I am forever grateful for this sacred ordinance. My parents died when I was relatively young. My father was a construction worker, and my mother was a stay-at-home mom. They endured many hardships, and both had lived a good life, but they never had a chance to be taught the restored gospel during their mortal life. Just before I left for my mission, I managed to complete my four-generation family history and brought their names with me to the missionary training center. On a crisp fall morning in October 1989, I was baptized for my parents and ancestors at the Provo Utah Temple. My heart was full on that beautiful morning. I felt the tender mercy of our Heavenly Father who, in His grand plan of salvation, provided us a way to redeem our deceased ancestors. As President Wilford Woodruff stated: “There is hardly any principle the Lord has revealed that I have rejoiced more in than in the redemption of our dead; that we will have our fathers, our mothers, our wives and our children with us in the family organization, in the morning of the first resurrection and in the Celestial Kingdom. These are grand principles. They are worth every sacrifice.”6 What a glorious doctrine!

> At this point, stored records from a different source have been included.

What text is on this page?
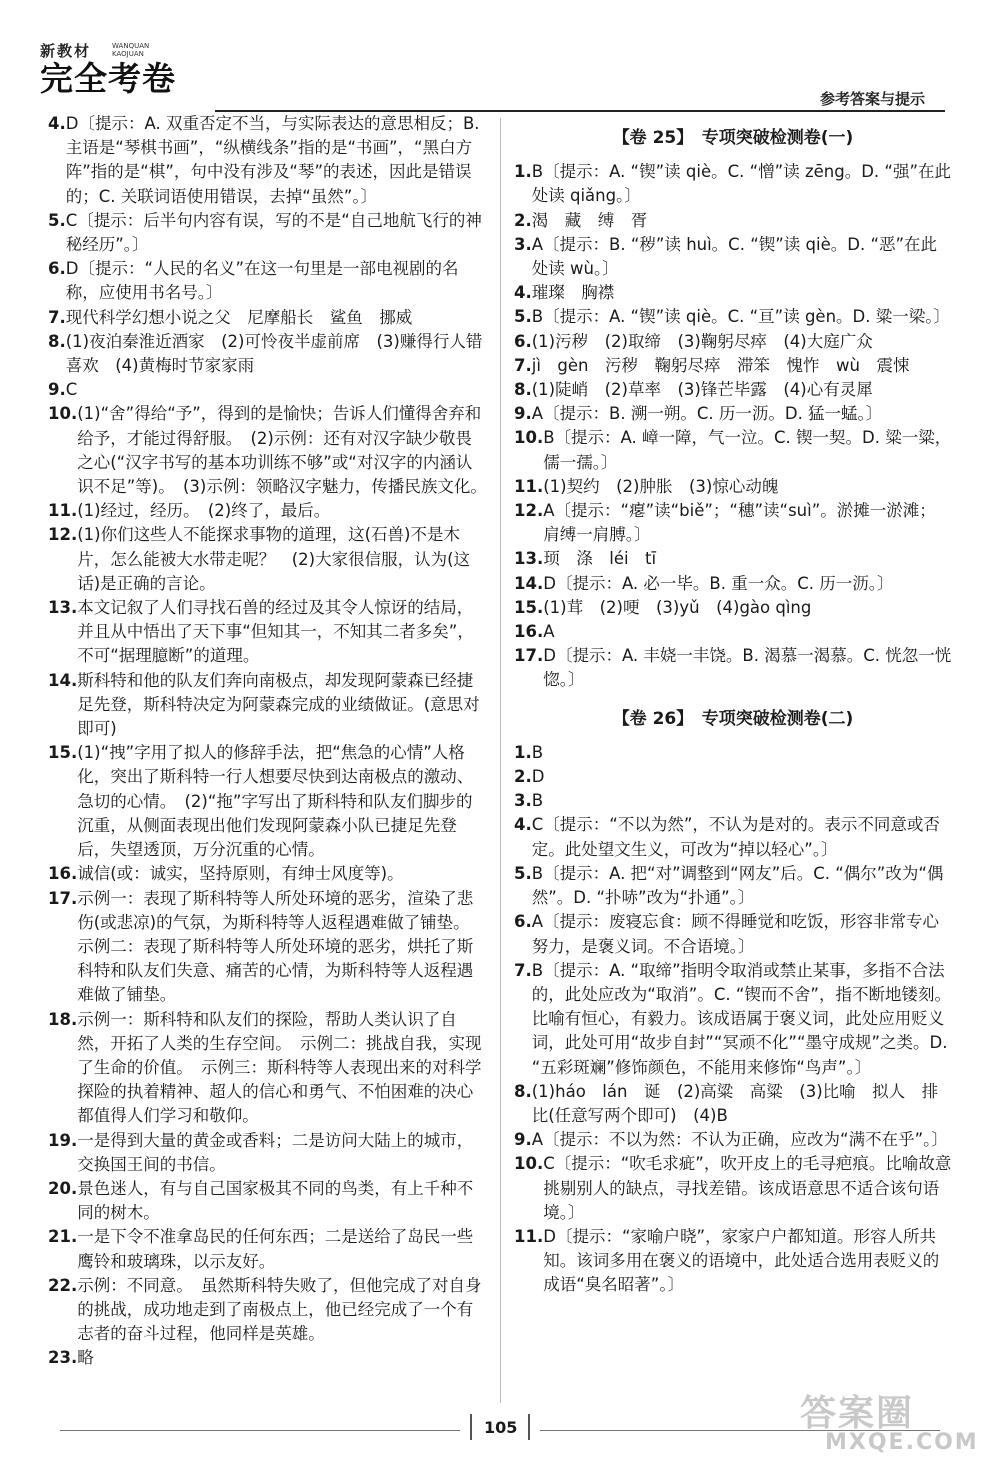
新教材	WANQUAN
KAOJUAN
完全考卷
参考答案与提示
4. D〔提示：A. 双重否定不当，与实际表达的意思相反；B. 主语是“琴棋书画”，“纵横线条”指的是“书画”，“黑白方阵”指的是“棋”，句中没有涉及“琴”的表述，因此是错误的；C. 关联词语使用错误，去掉“虽然”。〕
5. C〔提示：后半句内容有误，写的不是“自己地航飞行的神秘经历”。〕
6. D〔提示：“人民的名义”在这一句里是一部电视剧的名称，应使用书名号。〕
7. 现代科学幻想小说之父　尼摩船长　鲨鱼　挪威
8. (1)夜泊秦淮近酒家　(2)可怜夜半虚前席　(3)赚得行人错喜欢　(4)黄梅时节家家雨
9. C
10. (1)“舍”得给“予”，得到的是愉快；告诉人们懂得舍弃和给予，才能过得舒服。　(2)示例：还有对汉字缺少敬畏之心(“汉字书写的基本功训练不够”或“对汉字的内涵认识不足”等)。　(3)示例：领略汉字魅力，传播民族文化。
11. (1)经过，经历。　(2)终了，最后。
12. (1)你们这些人不能探求事物的道理，这(石兽)不是木片，怎么能被大水带走呢？　(2)大家很信服，认为(这话)是正确的言论。
13. 本文记叙了人们寻找石兽的经过及其令人惊讶的结局，并且从中悟出了天下事“但知其一，不知其二者多矣”，不可“据理臆断”的道理。
14. 斯科特和他的队友们奔向南极点，却发现阿蒙森已经捷足先登，斯科特决定为阿蒙森完成的业绩做证。(意思对即可)
15. (1)“拽”字用了拟人的修辞手法，把“焦急的心情”人格化，突出了斯科特一行人想要尽快到达南极点的激动、急切的心情。　(2)“拖”字写出了斯科特和队友们脚步的沉重，从侧面表现出他们发现阿蒙森小队已捷足先登后，失望透顶，万分沉重的心情。
16. 诚信(或：诚实，坚持原则，有绅士风度等)。
17. 示例一：表现了斯科特等人所处环境的恶劣，渲染了悲伤(或悲凉)的气氛，为斯科特等人返程遇难做了铺垫。　示例二：表现了斯科特等人所处环境的恶劣，烘托了斯科特和队友们失意、痛苦的心情，为斯科特等人返程遇难做了铺垫。
18. 示例一：斯科特和队友们的探险，帮助人类认识了自然，开拓了人类的生存空间。　示例二：挑战自我，实现了生命的价值。　示例三：斯科特等人表现出来的对科学探险的执着精神、超人的信心和勇气、不怕困难的决心都值得人们学习和敬仰。
19. 一是得到大量的黄金或香料；二是访问大陆上的城市，交换国王间的书信。
20. 景色迷人，有与自己国家极其不同的鸟类，有上千种不同的树木。
21. 一是下令不准拿岛民的任何东西；二是送给了岛民一些鹰铃和玻璃珠，以示友好。
22. 示例：不同意。　虽然斯科特失败了，但他完成了对自身的挑战，成功地走到了南极点上，他已经完成了一个有志者的奋斗过程，他同样是英雄。
23. 略
【卷 25】　专项突破检测卷(一)
1. B〔提示：A. “锲”读 qiè。C. “憎”读 zēng。D. “强”在此处读 qiǎng。〕
2. 渴　藏　缚　胥
3. A〔提示：B. “秽”读 huì。C. “锲”读 qiè。D. “恶”在此处读 wù。〕
4. 璀璨　胸襟
5. B〔提示：A. “锲”读 qiè。C. “亘”读 gèn。D. 粱一梁。〕
6. (1)污秽　(2)取缔　(3)鞠躬尽瘁　(4)大庭广众
7. jì　gèn　污秽　鞠躬尽瘁　滞笨　愧怍　wù　震悚
8. (1)陡峭　(2)草率　(3)锋芒毕露　(4)心有灵犀
9. A〔提示：B. 溯一朔。C. 历一沥。D. 猛一蜢。〕
10. B〔提示：A. 嶂一障，气一泣。C. 锲一契。D. 粱一粱，儒一孺。〕
11. (1)契约　(2)肿胀　(3)惊心动魄
12. A〔提示：“瘪”读“biě”；“穗”读“suì”。淤摊一淤滩；肩缚一肩膊。〕
13. 顼　涤　léi　tī
14. D〔提示：A. 必一毕。B. 重一众。C. 历一沥。〕
15. (1)茸　(2)哽　(3)yǔ　(4)gào qìng
16. A
17. D〔提示：A. 丰娆一丰饶。B. 渴慕一渴慕。C. 恍忽一恍惚。〕
【卷 26】　专项突破检测卷(二)
1. B
2. D
3. B
4. C〔提示：“不以为然”，不认为是对的。表示不同意或否定。此处望文生义，可改为“掉以轻心”。〕
5. B〔提示：A. 把“对”调整到“网友”后。C. “偶尔”改为“偶然”。D. “扑哧”改为“扑通”。〕
6. A〔提示：废寝忘食：顾不得睡觉和吃饭，形容非常专心努力，是褒义词。不合语境。〕
7. B〔提示：A. “取缔”指明令取消或禁止某事，多指不合法的，此处应改为“取消”。C. “锲而不舍”，指不断地镂刻。比喻有恒心，有毅力。该成语属于褒义词，此处应用贬义词，此处可用“故步自封”“冥顽不化”“墨守成规”之类。D. “五彩斑斓”修饰颜色，不能用来修饰“鸟声”。〕
8. (1)háo　lán　诞　(2)高粱　高粱　(3)比喻　拟人　排比(任意写两个即可)　(4)B
9. A〔提示：不以为然：不认为正确，应改为“满不在乎”。〕
10. C〔提示：“吹毛求疵”，吹开皮上的毛寻疤痕。比喻故意挑剔别人的缺点，寻找差错。该成语意思不适合该句语境。〕
11. D〔提示：“家喻户晓”，家家户户都知道。形容人所共知。该词多用在褒义的语境中，此处适合选用表贬义的成语“臭名昭著”。〕
105	答案圈
MXQE.COM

As a member of His restored Church, we have a “divinely appointed responsibility”7 to search out our kindred dead and to help them receive all saving ordinances for their exaltation. “they without us cannot be made perfect—neither can we without our dead be made perfect.”8 Joseph Smith taught, “The greatest responsibility in this world that God has laid upon us is to seek after our dead. . . . For it is necessary that the sealing power should be in our hands to seal our children and our dead for the fulness of the dispensation of times—a dispensation to meet the promises made by Jesus Christ before the foundation of the world for the salvation of man.”9 May we all be touched by the spirit of Elijah and continue to find joy as we carry out this sacred work.